In FIG. 8, there are six mixture components 
804, 806, 808, 810, 812 and 814 for the prior 
probability. The prior mixture components are 

associated with six mixture components for the 
posterior probability indicated as distributions 816, 
818, 820, 822, 824 and 826, respectively. These 



posterior mixture probabilities are combined to 
identify a single vector 828 that describes the most 
likely clean signal feature vector, noise feature 
vector, and channel distortion feature vector given 
the observed noisy feature vector. Note that in FIG. 
8, only one feature is shown, however the discussion 
of FIG. 8 should be interpreted as extending to all 
of the features of the feature vectors. Thus, in 
practice, FIG. 8 is an M dimensional space and vector 
828 is an M dimensional vector. 

After the noise feature vector, channel 
distortion feature vector, and clean signal feature 
vectors have been determined from the posterior 
mixture components, the process of FIG. 4 continues 
at step 464 by determining if there are anymore noisy 
vectors that need to be cleaned. If there are, steps 
452, 454, 456, 458, 460 and 462 are repeated to 
generate a clean signal vector for the noisy vector. 
When all of the noisy vectors have been processed at 
step 464, the noise reduction technique of FIG. 4 
ends at step 466. 

The present invention differs from the 
prior art in a number of ways.
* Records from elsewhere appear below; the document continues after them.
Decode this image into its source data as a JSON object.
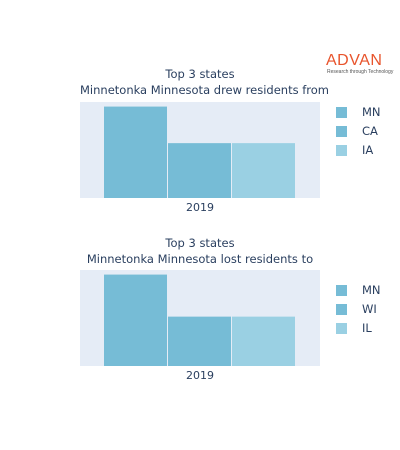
{
  "logo": {
    "text": "ADVAN",
    "tagline": "Research through Technology",
    "color": "#e8542c"
  },
  "chart_data": [
    {
      "type": "bar",
      "barmode": "group",
      "title": "Top 3 states",
      "subtitle": "Minnetonka Minnesota drew residents from",
      "categories": [
        "2019"
      ],
      "series": [
        {
          "name": "MN",
          "values": [
            100
          ],
          "color": "#76bcd6"
        },
        {
          "name": "CA",
          "values": [
            60
          ],
          "color": "#76bcd6"
        },
        {
          "name": "IA",
          "values": [
            60
          ],
          "color": "#9ad0e3"
        }
      ],
      "ylim": [
        0,
        105
      ],
      "grid": false,
      "legend": "right"
    },
    {
      "type": "bar",
      "barmode": "group",
      "title": "Top 3 states",
      "subtitle": "Minnetonka Minnesota lost residents to",
      "categories": [
        "2019"
      ],
      "series": [
        {
          "name": "MN",
          "values": [
            100
          ],
          "color": "#76bcd6"
        },
        {
          "name": "WI",
          "values": [
            54
          ],
          "color": "#76bcd6"
        },
        {
          "name": "IL",
          "values": [
            54
          ],
          "color": "#9ad0e3"
        }
      ],
      "ylim": [
        0,
        105
      ],
      "grid": false,
      "legend": "right"
    }
  ]
}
First, as discussed 
above, the present invention utilizes the variance of 
the noise and channel features. Also, the present 
invention utilizes a mixture of Gaussians to 
represent the noise component of the prior 
probability and to represent the channel distortion 
component of the prior probability. By using 

mixtures of Gaussians to model the noise and channel 



distortion, it is thought that the present invention 
will remove noise and channel distortion more 
accurately than if the noise and channel were modeled 
as single points as was done in the prior art. In 
practice, it is highly likely that the use of mixture 
of Gaussians for noise and for channels allows the 
algorithm to deal effectively with time-varying noise 
and channels, because an instantaneous noise and 
channel value can be accurately represented by one of 
many Gaussian components in the mixture distribution. 
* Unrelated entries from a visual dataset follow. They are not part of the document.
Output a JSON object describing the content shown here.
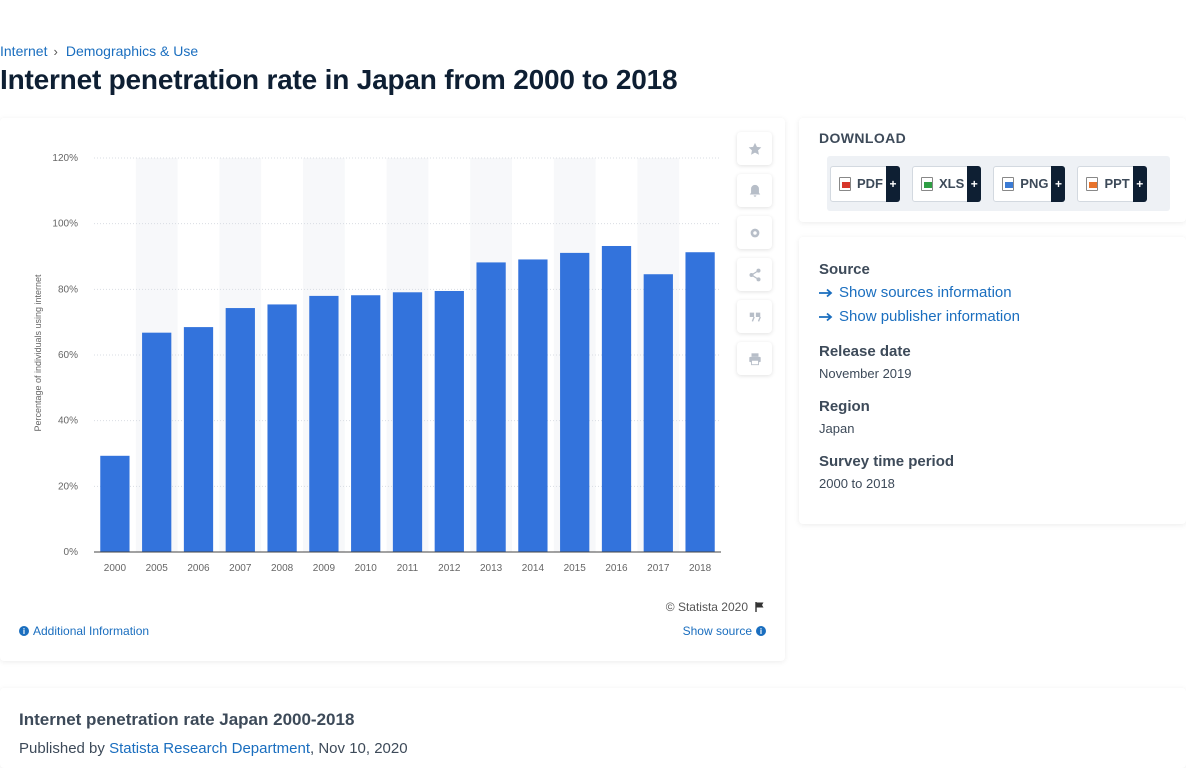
{
  "breadcrumb": {
    "items": [
      "Internet",
      "Demographics & Use"
    ],
    "separator": "›"
  },
  "page_title": "Internet penetration rate in Japan from 2000 to 2018",
  "chart_data": {
    "type": "bar",
    "categories": [
      "2000",
      "2005",
      "2006",
      "2007",
      "2008",
      "2009",
      "2010",
      "2011",
      "2012",
      "2013",
      "2014",
      "2015",
      "2016",
      "2017",
      "2018"
    ],
    "values": [
      29.3,
      66.8,
      68.5,
      74.3,
      75.4,
      78,
      78.2,
      79.1,
      79.5,
      88.2,
      89.1,
      91.1,
      93.2,
      84.6,
      91.3
    ],
    "ylabel": "Percentage of individuals using internet",
    "ylim": [
      0,
      120
    ],
    "yticks": [
      "0%",
      "20%",
      "40%",
      "60%",
      "80%",
      "100%",
      "120%"
    ],
    "grid": true,
    "bar_color": "#3373dc"
  },
  "chart_footer": {
    "credit": "© Statista 2020",
    "additional_info": "Additional Information",
    "show_source": "Show source"
  },
  "tools": [
    "star-icon",
    "bell-icon",
    "gear-icon",
    "share-icon",
    "quote-icon",
    "print-icon"
  ],
  "download": {
    "title": "DOWNLOAD",
    "buttons": [
      {
        "label": "PDF",
        "icon": "pdf-file-icon"
      },
      {
        "label": "XLS",
        "icon": "xls-file-icon"
      },
      {
        "label": "PNG",
        "icon": "png-file-icon"
      },
      {
        "label": "PPT",
        "icon": "ppt-file-icon"
      }
    ],
    "plus": "+"
  },
  "meta": {
    "source_label": "Source",
    "show_sources": "Show sources information",
    "show_publisher": "Show publisher information",
    "release_label": "Release date",
    "release_value": "November 2019",
    "region_label": "Region",
    "region_value": "Japan",
    "survey_label": "Survey time period",
    "survey_value": "2000 to 2018"
  },
  "bottom": {
    "title": "Internet penetration rate Japan 2000-2018",
    "published_prefix": "Published by",
    "publisher": "Statista Research Department",
    "date": ", Nov 10, 2020"
  }
}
Similarly, the present invention, as shown 
in equation 5, also takes the variance of the 
observation probability into consideration when 
identifying the mean for the posterior probability. 
In prior art noise reduction techniques, this 
variance was assumed to be zero. By taking this 
variance into account, the present invention is able 
to more accurately select the mean for the posterior 
probability because it takes into account the error 
present in the approximation of equation 3. 
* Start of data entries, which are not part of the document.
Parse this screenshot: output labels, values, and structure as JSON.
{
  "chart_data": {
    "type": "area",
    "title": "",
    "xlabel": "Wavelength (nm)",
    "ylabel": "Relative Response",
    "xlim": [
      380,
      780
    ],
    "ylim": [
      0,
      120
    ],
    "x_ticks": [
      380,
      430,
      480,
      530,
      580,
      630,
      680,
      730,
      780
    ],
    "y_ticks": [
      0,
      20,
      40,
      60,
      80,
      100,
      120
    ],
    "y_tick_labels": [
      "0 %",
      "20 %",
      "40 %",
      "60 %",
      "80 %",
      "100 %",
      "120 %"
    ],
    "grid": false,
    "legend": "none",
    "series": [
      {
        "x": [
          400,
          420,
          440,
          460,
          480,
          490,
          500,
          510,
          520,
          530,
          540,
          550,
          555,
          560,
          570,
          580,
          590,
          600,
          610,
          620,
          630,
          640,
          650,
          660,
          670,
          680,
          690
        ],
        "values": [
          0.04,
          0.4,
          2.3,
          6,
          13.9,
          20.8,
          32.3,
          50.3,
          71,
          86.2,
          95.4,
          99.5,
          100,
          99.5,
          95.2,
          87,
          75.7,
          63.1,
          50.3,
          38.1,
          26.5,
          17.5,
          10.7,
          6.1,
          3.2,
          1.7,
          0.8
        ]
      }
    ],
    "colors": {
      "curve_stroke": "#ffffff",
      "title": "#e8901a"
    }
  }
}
Lastly, the iterative technique of the 
present invention is not shown in the prior art. 
Thus, prior art noise reduction systems do not 
iteratively modify the estimate of the clean signal 
vector. Instead, the prior art makes a single 
selection for the clean feature vector and does not 
try to improve upon that selection once it has been 
made . 

Although the invention has been described 
above with reference to two signals (a clean signal 



and a noise signal) , and one channel, the invention 
is not limited to this combination. In particular, 
additional signals from additional sources may be 
present and the signals may pass through more than 
one filter or channel. Those skilled in the art will 
recognize that the equations described above may be 
extended to cover any number of signals and any 
number of channels . 

Although the present invention has been 
described with reference to particular embodiments, 
workers skilled in the art will recognize that 
changes may be made in form and detail without 
departing from the spirit and scope of the invention.